Eine Tatsache, die man schnell vergisst. Denn Deutschlands Vorzeige-Athlet wurde immer wieder von Verletzungen ausgebremst, konnte sein Potenzial nur selten entfalten. Die WM in den USA – und daraus hatte Kaul nie einen Hehl gemacht - war für ihn deshalb auch als Generalprobe für die EM in München ab 15. August gedacht. Kaul: „Ich hoffe, irgendwann auf diesen Wettkampf hier in Eugene zurückschauen zu können und dann zu sagen: Das war der Zehnkampf, der mich dahin zurückgebracht war, wo ich einmal war.“

Einen starken WM-Einstand hatte der deutsche Zehnkämpfer Leo Neugebauer.
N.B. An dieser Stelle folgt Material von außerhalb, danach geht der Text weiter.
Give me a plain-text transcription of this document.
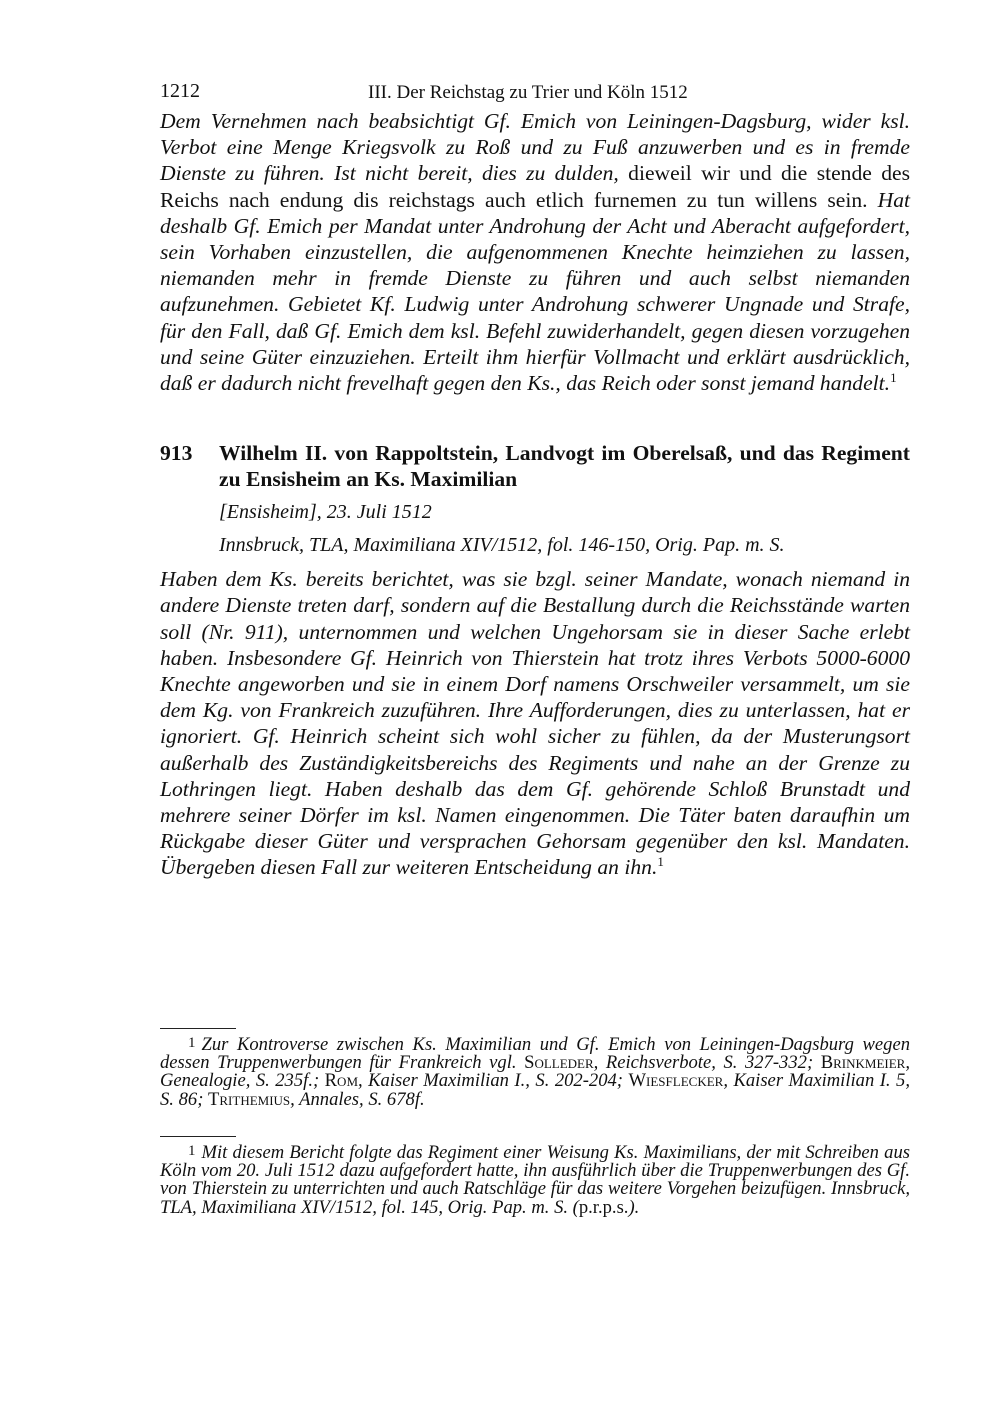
1212	III. Der Reichstag zu Trier und Köln 1512

Dem Vernehmen nach beabsichtigt Gf. Emich von Leiningen-Dagsburg, wider ksl. Verbot eine Menge Kriegsvolk zu Roß und zu Fuß anzuwerben und es in fremde Dienste zu führen. Ist nicht bereit, dies zu dulden, dieweil wir und die stende des Reichs nach endung dis reichstags auch etlich furnemen zu tun willens sein. Hat deshalb Gf. Emich per Mandat unter Androhung der Acht und Aberacht aufgefordert, sein Vorhaben einzustellen, die aufgenommenen Knechte heimziehen zu lassen, niemanden mehr in fremde Dienste zu führen und auch selbst niemanden aufzunehmen. Gebietet Kf. Ludwig unter Androhung schwerer Ungnade und Strafe, für den Fall, daß Gf. Emich dem ksl. Befehl zuwiderhandelt, gegen diesen vorzugehen und seine Güter einzuziehen. Erteilt ihm hierfür Vollmacht und erklärt ausdrücklich, daß er dadurch nicht frevelhaft gegen den Ks., das Reich oder sonst jemand handelt.$^1$

913 Wilhelm II. von Rappoltstein, Landvogt im Oberelsaß, und das Regiment zu Ensisheim an Ks. Maximilian
[Ensisheim], 23. Juli 1512
Innsbruck, TLA, Maximiliana XIV/1512, fol. 146-150, Orig. Pap. m. S.

Haben dem Ks. bereits berichtet, was sie bzgl. seiner Mandate, wonach niemand in andere Dienste treten darf, sondern auf die Bestallung durch die Reichsstände warten soll (Nr. 911), unternommen und welchen Ungehorsam sie in dieser Sache erlebt haben. Insbesondere Gf. Heinrich von Thierstein hat trotz ihres Verbots 5000-6000 Knechte angeworben und sie in einem Dorf namens Orschweiler versammelt, um sie dem Kg. von Frankreich zuzuführen. Ihre Aufforderungen, dies zu unterlassen, hat er ignoriert. Gf. Heinrich scheint sich wohl sicher zu fühlen, da der Musterungsort außerhalb des Zuständigkeitsbereichs des Regiments und nahe an der Grenze zu Lothringen liegt. Haben deshalb das dem Gf. gehörende Schloß Brunstadt und mehrere seiner Dörfer im ksl. Namen eingenommen. Die Täter baten daraufhin um Rückgabe dieser Güter und versprachen Gehorsam gegenüber den ksl. Mandaten. Übergeben diesen Fall zur weiteren Entscheidung an ihn.$^1$

1 Zur Kontroverse zwischen Ks. Maximilian und Gf. Emich von Leiningen-Dagsburg wegen dessen Truppenwerbungen für Frankreich vgl. Solleder, Reichsverbote, S. 327-332; Brinkmeier, Genealogie, S. 235f.; Rom, Kaiser Maximilian I., S. 202-204; Wiesflecker, Kaiser Maximilian I. 5, S. 86; Trithemius, Annales, S. 678f.

1 Mit diesem Bericht folgte das Regiment einer Weisung Ks. Maximilians, der mit Schreiben aus Köln vom 20. Juli 1512 dazu aufgefordert hatte, ihn ausführlich über die Truppenwerbungen des Gf. von Thierstein zu unterrichten und auch Ratschläge für das weitere Vorgehen beizufügen. Innsbruck, TLA, Maximiliana XIV/1512, fol. 145, Orig. Pap. m. S. (p.r.p.s.).
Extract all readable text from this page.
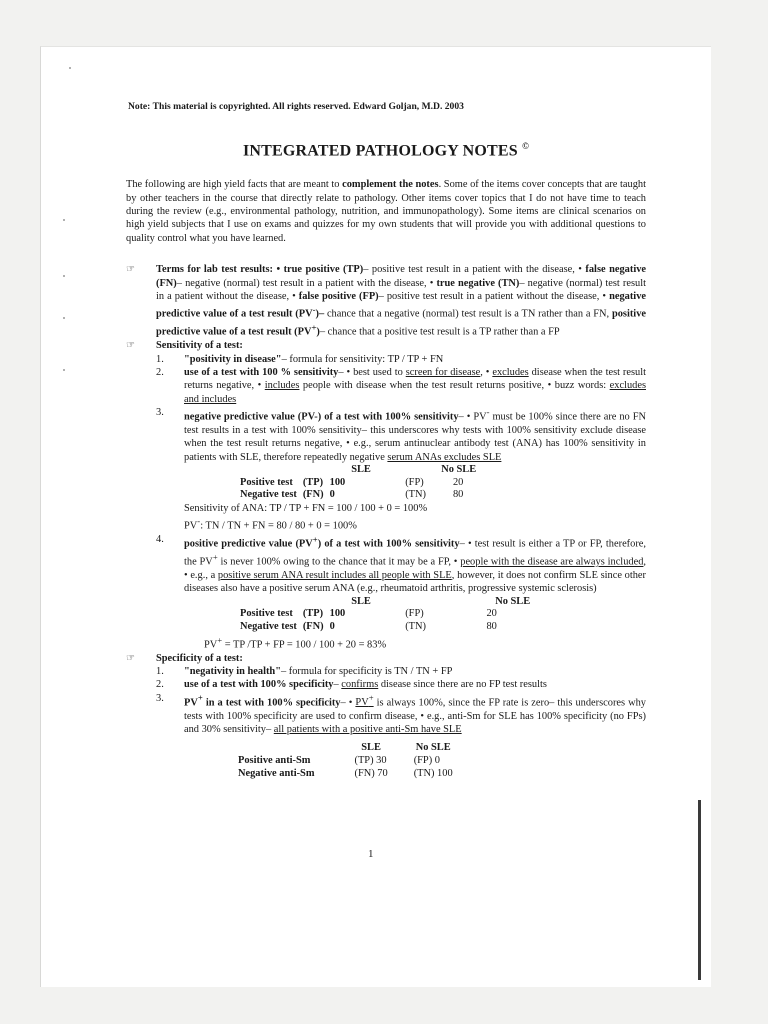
Note: This material is copyrighted. All rights reserved. Edward Goljan, M.D. 2003

INTEGRATED PATHOLOGY NOTES ©

The following are high yield facts that are meant to complement the notes. Some of the items cover concepts that are taught by other teachers in the course that directly relate to pathology. Other items cover topics that I do not have time to teach during the review (e.g., environmental pathology, nutrition, and immunopathology). Some items are clinical scenarios on high yield subjects that I use on exams and quizzes for my own students that will provide you with additional questions to quality control what you have learned.

☞ Terms for lab test results: • true positive (TP)– positive test result in a patient with the disease, • false negative (FN)– negative (normal) test result in a patient with the disease, • true negative (TN)– negative (normal) test result in a patient without the disease, • false positive (FP)– positive test result in a patient without the disease, • negative predictive value of a test result (PV-)– chance that a negative (normal) test result is a TN rather than a FN, positive predictive value of a test result (PV+)– chance that a positive test result is a TP rather than a FP
☞ Sensitivity of a test:
1. "positivity in disease"– formula for sensitivity: TP / TP + FN
2. use of a test with 100 % sensitivity– • best used to screen for disease, • excludes disease when the test result returns negative, • includes people with disease when the test result returns positive, • buzz words: excludes and includes
3. negative predictive value (PV-) of a test with 100% sensitivity– • PV- must be 100% since there are no FN test results in a test with 100% sensitivity– this underscores why tests with 100% sensitivity exclude disease when the test result returns negative, • e.g., serum antinuclear antibody test (ANA) has 100% sensitivity in patients with SLE, therefore repeatedly negative serum ANAs excludes SLE
	SLE		No SLE	
Positive test	(TP)	100	(FP)	20
Negative test	(FN)	0	(TN)	80

Sensitivity of ANA: TP / TP + FN = 100 / 100 + 0 = 100%

PV-: TN / TN + FN = 80 / 80 + 0 = 100%

4. positive predictive value (PV+) of a test with 100% sensitivity– • test result is either a TP or FP, therefore, the PV+ is never 100% owing to the chance that it may be a FP, • people with the disease are always included, • e.g., a positive serum ANA result includes all people with SLE, however, it does not confirm SLE since other diseases also have a positive serum ANA (e.g., rheumatoid arthritis, progressive systemic sclerosis)
	SLE		No SLE	
Positive test	(TP)	100	(FP)	20
Negative test	(FN)	0	(TN)	80

PV+ = TP /TP + FP = 100 / 100 + 20 = 83%

☞ Specificity of a test:
1. "negativity in health"– formula for specificity is TN / TN + FP
2. use of a test with 100% specificity– confirms disease since there are no FP test results
3. PV+ in a test with 100% specificity– • PV+ is always 100%, since the FP rate is zero– this underscores why tests with 100% specificity are used to confirm disease, • e.g., anti-Sm for SLE has 100% specificity (no FPs) and 30% sensitivity– all patients with a positive anti-Sm have SLE
	SLE	No SLE
Positive anti-Sm	(TP) 30	(FP) 0
Negative anti-Sm	(FN) 70	(TN) 100
1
Der 22-Jährige von der LG Leinfelden-Echterdingen, der in Texas studiert, wurde mit 8182 Punkten Zehnter. Zwei Ränge dahinter folgte der ehemalige WM-Dritte Kai Kazmirek von der LG Rhein-Neuwied mit 8113 Punkten. Der Ulmer Tim Nowak war nach drei Fehlversuchen über die Anfangshöhe im Stabhochsprung ohne Chance.